The Mars Express Orbiter has captured images of a huge crater full of ice on the surface of Mars, just in time for the holiday season.
The European Space Agency’s (ESA) Mars Express mission was launched back in June 2003 and entered orbit around the red planet in December of the same year. Since then, the probe has been surveying the surface of Mars using a high resolution camera as well as other tools like radars and spectrometers. The discovery of water beneath an ice cap on Mars earlier this year was a major achievement which stemmed from data collected by the mission.

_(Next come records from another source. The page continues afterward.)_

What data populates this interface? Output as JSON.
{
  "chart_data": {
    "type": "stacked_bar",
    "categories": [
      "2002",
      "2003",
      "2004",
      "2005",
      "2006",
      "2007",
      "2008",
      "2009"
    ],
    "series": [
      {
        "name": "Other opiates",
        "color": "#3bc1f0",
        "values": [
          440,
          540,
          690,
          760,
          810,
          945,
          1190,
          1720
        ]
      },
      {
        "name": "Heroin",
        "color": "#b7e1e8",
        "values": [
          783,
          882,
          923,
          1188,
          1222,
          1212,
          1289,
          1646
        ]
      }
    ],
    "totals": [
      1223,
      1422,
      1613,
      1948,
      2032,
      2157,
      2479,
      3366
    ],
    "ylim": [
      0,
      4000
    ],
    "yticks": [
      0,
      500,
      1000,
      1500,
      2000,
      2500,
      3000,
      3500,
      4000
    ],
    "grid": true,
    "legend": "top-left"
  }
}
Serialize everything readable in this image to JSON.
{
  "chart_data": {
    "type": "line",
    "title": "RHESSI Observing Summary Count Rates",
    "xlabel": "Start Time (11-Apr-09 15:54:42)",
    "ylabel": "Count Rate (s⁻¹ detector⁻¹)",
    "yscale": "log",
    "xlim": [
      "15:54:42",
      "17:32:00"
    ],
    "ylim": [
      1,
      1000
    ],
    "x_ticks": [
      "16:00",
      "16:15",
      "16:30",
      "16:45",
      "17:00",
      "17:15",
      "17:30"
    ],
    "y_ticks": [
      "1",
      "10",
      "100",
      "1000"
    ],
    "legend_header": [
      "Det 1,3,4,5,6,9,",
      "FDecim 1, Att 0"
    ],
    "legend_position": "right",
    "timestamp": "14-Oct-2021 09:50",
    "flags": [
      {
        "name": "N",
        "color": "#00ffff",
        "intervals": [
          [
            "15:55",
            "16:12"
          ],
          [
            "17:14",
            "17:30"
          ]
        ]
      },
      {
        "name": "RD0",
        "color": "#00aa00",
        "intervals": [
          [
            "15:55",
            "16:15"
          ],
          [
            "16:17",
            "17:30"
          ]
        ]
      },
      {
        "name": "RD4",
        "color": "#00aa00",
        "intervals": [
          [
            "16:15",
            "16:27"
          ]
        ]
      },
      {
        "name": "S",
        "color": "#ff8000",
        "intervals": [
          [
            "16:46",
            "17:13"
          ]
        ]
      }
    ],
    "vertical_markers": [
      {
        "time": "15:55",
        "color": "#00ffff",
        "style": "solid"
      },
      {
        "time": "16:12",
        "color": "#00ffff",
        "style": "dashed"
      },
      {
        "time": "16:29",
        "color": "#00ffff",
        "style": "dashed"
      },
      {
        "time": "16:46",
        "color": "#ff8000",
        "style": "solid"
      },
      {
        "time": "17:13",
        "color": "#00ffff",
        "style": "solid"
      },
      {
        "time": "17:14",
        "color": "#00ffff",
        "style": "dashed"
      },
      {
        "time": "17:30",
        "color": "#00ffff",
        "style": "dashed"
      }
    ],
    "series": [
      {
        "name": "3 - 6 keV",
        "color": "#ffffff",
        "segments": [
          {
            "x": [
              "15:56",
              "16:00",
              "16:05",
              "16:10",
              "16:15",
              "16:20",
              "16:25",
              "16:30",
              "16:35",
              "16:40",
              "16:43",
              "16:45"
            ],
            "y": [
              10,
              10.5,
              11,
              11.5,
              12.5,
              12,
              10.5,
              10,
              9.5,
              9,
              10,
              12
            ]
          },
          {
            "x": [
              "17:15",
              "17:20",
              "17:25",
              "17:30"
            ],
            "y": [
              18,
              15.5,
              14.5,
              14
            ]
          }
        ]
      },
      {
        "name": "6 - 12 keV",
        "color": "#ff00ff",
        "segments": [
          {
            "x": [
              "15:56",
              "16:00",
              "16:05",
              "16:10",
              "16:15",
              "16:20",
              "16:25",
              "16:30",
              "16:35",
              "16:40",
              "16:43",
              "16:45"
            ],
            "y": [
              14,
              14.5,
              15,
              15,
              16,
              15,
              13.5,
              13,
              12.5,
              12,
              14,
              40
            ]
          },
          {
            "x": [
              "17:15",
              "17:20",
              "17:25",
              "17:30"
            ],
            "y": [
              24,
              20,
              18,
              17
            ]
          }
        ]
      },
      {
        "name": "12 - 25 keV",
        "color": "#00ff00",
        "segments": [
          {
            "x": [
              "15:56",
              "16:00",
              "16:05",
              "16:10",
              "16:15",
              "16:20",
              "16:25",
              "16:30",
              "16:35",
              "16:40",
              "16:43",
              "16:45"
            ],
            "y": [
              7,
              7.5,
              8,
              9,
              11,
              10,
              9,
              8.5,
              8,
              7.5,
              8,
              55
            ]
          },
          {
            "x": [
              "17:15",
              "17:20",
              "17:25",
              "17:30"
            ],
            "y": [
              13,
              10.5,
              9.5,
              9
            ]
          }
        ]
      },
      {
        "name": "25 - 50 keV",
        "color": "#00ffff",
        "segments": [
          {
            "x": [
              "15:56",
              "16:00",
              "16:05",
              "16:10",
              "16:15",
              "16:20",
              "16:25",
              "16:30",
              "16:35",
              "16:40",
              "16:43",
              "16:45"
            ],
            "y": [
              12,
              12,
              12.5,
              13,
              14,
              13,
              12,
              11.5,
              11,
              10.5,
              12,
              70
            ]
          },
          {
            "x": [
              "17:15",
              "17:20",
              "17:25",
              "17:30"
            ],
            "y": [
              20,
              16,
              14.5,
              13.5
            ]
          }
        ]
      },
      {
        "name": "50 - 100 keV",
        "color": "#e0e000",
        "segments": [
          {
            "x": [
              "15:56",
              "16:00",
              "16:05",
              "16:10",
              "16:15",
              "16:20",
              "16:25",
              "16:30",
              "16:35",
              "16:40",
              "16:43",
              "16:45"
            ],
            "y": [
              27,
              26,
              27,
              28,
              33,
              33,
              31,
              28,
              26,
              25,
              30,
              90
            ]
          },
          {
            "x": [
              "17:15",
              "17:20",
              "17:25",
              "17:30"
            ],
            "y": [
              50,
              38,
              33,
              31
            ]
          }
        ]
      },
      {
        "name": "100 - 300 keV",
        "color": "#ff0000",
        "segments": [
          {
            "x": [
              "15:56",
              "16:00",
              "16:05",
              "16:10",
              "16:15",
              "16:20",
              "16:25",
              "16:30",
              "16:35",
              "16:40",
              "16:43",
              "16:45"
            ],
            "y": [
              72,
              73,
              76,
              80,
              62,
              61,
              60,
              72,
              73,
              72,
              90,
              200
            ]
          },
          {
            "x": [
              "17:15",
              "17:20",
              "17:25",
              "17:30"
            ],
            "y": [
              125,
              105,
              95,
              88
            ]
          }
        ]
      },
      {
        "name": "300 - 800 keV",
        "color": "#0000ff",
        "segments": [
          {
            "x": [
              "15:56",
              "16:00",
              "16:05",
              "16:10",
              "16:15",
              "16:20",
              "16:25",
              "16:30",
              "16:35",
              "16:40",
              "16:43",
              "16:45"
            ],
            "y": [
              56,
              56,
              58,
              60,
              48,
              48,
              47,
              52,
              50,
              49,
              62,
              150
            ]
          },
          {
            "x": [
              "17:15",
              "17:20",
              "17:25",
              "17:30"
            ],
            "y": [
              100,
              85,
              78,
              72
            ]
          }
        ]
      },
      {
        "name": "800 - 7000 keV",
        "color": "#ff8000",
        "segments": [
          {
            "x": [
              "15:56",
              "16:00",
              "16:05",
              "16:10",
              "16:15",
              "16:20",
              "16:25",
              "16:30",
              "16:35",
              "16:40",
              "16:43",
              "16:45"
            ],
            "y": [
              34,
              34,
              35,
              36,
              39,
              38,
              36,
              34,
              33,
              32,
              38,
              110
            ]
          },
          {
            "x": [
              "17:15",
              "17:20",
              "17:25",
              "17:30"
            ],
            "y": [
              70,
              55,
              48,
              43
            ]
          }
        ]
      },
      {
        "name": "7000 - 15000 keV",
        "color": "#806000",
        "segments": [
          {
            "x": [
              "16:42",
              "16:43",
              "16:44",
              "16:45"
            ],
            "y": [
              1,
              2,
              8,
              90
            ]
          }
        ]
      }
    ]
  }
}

Now the orbiter has captured images of a huge crater, measuring 51 miles across and located in the northern lowlands of Mars. Although it might look like the crater is full of snow, it is actually full of water ice, and scientists estimate that the ice must be 1.1 miles thick in the center. They believe that the crater will remain full of ice all year round, due to a phenomenon known as a “cold trap.” This is where the deepest parts of the crater contains ice which cools air as it moves over it. The cooled air then sinks downwards, creating a layer of cold air above the ice which acts like a shield and keeps the ice stable, preventing it from melting due to its insulating properties.
The image of the crater is a composite of five different images, each of which was captured by an instrument on the Mars Express Orbiter called the Mars Express High Resolution Stereo Camera (HRSC). The images were first captured at the start of the year, and with each each orbit of the planet the orbiter was able to capture another piece of the image. The five images were then combined into one to create the photo shared by the ESA.
The crater has been named the Korolev crater after spacecraft designer Sergei Korolev, who is known as the father of Soviet astronautics. He worked on historic missions like the Sputnik program and the first Soviet mission to the Moon.